Meski demikian, ada alasan untuk tetap optimis. CEO Shantanu Narayen menyatakan bahwa ambisi Adobe adalah agar 100% pendapatannya terdampak oleh AI dalam beberapa tahun ke depan. Pencapaian awal menunjukkan arah yang menjanjikan. Adobe mengklaim bahwa lebih dari 90% pelanggan enterprise mereka telah mulai menggunakan setidaknya satu fitur AI generatif dalam workflow sehari-hari. Di sisi lain, lebih dari 3,5 miliar dolar dalam pendapatan tahunan berulang pada 2024 disebut berasal dari penggunaan alat-alat AI, baik melalui Creative Cloud maupun Document Cloud. Jika tren ini berlanjut, maka dalam 3 hingga 5 tahun mendatang, posisi Adobe sebagai pemimpin AI dalam industri kreatif bisa semakin kokoh.

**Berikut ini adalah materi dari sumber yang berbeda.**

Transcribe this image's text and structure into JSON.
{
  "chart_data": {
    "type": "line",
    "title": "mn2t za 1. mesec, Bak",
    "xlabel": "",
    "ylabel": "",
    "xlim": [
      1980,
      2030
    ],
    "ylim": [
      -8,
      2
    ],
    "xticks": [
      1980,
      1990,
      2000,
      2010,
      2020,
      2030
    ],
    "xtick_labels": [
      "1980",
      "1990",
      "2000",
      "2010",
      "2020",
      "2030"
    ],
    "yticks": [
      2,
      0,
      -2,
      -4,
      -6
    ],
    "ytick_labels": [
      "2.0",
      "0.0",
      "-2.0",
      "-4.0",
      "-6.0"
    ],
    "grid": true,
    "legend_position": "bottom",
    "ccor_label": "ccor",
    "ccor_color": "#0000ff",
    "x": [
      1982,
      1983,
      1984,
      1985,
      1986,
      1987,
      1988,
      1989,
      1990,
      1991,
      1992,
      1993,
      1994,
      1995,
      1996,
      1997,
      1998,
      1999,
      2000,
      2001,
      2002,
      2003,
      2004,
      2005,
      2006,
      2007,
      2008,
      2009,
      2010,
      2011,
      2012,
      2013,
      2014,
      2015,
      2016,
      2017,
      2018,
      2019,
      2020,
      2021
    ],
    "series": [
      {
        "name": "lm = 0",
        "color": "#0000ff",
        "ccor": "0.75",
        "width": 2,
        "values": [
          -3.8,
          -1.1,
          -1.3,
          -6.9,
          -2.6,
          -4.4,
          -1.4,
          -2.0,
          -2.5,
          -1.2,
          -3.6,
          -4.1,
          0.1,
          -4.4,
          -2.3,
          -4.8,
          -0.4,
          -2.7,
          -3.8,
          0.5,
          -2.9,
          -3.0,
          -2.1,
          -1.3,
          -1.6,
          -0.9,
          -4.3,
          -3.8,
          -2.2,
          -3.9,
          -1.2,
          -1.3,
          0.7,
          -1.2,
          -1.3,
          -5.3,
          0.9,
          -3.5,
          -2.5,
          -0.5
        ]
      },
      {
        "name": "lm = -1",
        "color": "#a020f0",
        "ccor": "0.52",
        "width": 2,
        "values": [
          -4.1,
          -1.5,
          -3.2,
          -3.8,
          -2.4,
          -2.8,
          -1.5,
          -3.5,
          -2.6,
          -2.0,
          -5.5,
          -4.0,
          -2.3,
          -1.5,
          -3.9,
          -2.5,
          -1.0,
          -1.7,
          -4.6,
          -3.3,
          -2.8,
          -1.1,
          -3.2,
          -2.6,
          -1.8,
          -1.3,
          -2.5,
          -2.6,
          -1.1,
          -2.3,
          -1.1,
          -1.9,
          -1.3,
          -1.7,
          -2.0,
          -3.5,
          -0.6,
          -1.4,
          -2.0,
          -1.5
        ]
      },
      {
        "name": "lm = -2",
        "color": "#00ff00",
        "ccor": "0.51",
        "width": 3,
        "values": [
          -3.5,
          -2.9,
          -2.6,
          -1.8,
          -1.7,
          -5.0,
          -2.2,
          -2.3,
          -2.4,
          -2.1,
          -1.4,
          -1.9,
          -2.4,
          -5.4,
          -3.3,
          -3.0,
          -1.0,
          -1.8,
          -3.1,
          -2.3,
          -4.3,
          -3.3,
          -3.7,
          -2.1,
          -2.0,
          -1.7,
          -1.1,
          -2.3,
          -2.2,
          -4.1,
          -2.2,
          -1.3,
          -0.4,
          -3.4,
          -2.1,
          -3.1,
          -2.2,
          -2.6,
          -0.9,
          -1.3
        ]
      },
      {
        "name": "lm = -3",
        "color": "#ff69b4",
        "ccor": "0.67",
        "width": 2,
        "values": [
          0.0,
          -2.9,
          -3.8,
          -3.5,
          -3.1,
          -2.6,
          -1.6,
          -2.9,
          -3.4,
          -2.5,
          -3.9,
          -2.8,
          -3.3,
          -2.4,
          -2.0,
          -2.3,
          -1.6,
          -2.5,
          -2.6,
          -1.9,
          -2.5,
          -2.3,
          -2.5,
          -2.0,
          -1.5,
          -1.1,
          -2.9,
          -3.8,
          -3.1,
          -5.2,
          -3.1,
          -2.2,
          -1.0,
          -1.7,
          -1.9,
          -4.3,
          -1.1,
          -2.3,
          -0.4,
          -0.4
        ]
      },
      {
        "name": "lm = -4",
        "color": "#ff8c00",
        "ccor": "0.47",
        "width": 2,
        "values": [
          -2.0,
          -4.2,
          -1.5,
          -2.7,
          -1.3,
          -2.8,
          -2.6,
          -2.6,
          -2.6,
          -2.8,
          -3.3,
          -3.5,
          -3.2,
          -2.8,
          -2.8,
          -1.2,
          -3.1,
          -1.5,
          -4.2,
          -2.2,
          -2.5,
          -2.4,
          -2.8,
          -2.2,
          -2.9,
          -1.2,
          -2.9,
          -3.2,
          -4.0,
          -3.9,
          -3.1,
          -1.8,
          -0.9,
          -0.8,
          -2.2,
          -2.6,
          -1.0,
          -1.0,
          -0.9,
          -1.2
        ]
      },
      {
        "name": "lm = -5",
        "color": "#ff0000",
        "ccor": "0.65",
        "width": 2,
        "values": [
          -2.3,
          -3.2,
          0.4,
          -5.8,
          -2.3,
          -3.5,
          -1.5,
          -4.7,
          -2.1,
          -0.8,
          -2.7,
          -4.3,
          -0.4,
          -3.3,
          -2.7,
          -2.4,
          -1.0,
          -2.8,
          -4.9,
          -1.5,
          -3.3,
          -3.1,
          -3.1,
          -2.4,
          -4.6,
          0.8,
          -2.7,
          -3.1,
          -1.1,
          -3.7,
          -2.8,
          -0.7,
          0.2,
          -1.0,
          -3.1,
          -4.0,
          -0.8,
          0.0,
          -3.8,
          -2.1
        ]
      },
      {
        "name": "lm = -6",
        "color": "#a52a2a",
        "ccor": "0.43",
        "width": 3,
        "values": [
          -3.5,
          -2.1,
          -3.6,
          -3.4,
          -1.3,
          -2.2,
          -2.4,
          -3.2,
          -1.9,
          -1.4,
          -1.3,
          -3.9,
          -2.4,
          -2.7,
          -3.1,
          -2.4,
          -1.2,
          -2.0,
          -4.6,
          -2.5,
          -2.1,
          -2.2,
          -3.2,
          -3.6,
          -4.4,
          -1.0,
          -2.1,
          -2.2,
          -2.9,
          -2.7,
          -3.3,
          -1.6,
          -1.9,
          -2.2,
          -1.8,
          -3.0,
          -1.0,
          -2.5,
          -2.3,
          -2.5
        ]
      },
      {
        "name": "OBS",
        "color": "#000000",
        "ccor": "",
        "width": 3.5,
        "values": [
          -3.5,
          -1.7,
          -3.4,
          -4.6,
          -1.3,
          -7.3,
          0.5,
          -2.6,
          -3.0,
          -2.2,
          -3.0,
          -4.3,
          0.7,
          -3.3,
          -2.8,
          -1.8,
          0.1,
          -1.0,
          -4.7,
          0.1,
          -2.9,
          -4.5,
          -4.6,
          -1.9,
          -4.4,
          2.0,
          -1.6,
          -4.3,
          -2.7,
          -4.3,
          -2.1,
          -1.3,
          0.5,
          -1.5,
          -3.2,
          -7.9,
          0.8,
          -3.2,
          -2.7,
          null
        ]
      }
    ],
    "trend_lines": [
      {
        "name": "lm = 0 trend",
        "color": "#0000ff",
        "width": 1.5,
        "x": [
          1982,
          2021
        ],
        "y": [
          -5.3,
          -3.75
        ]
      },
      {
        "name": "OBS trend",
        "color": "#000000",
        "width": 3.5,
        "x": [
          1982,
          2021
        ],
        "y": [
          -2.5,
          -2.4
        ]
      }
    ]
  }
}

Tantangan selanjutnya bagi Adobe adalah bagaimana mengubah daya tarik fitur AI menjadi sumber pendapatan yang berkelanjutan dan terukur. Untuk itu, mereka tak hanya mengandalkan inovasi teknologi, tetapi juga memperbaiki struktur harga, meningkatkan edukasi pelanggan, dan memperluas penetrasi ke sektor-sektor baru. Salah satu area yang mulai digarap adalah pendidikan dan pelatihan, di mana Adobe menawarkan solusi kreatif berbasis AI untuk institusi pendidikan tinggi dan lembaga pelatihan vokasi. Ini diharapkan tidak hanya memperluas pasar, tetapi juga membangun loyalitas pelanggan sejak usia muda.

Ketika banyak perusahaan teknologi mencoba menunjukkan kapabilitas AI mereka dalam bentuk model-model besar dan chatbot publik, Adobe memilih pendekatan yang lebih praktis: menyematkan AI ke dalam workflow harian pengguna tanpa mengubah cara kerja secara radikal. Ini adalah keunggulan kompetitif tersendiri, karena menciptakan pengalaman transisi yang mulus dari tools lama ke kemampuan baru. Namun efektivitas strategi ini tetap harus dibuktikan dalam bentuk pertumbuhan yang konsisten dan margin yang tetap sehat. Sebab pada akhirnya, pasar akan menilai bukan dari banyaknya fitur baru, tetapi dari sejauh mana fitur-fitur itu bisa meningkatkan produktivitas, memperluas pasar, dan mendatangkan nilai tambah yang konkret bagi pengguna.

Dalam waktu dekat, Adobe kemungkinan akan terus menghadapi tekanan pasar dan pertanyaan dari investor soal monetisasi AI. Namun jika manajemen berhasil membuktikan bahwa pivot AI mereka bukan hanya langkah kosmetik, melainkan transformasi nyata yang membawa dampak finansial yang terukur, maka pasar akan kembali memberikan kepercayaan. Masa depan Adobe tidak hanya bergantung pada inovasi teknologinya, tetapi juga pada kemampuan mereka menjelaskan, menjual, dan menyebarkan nilai dari teknologi itu kepada pelanggan secara luas.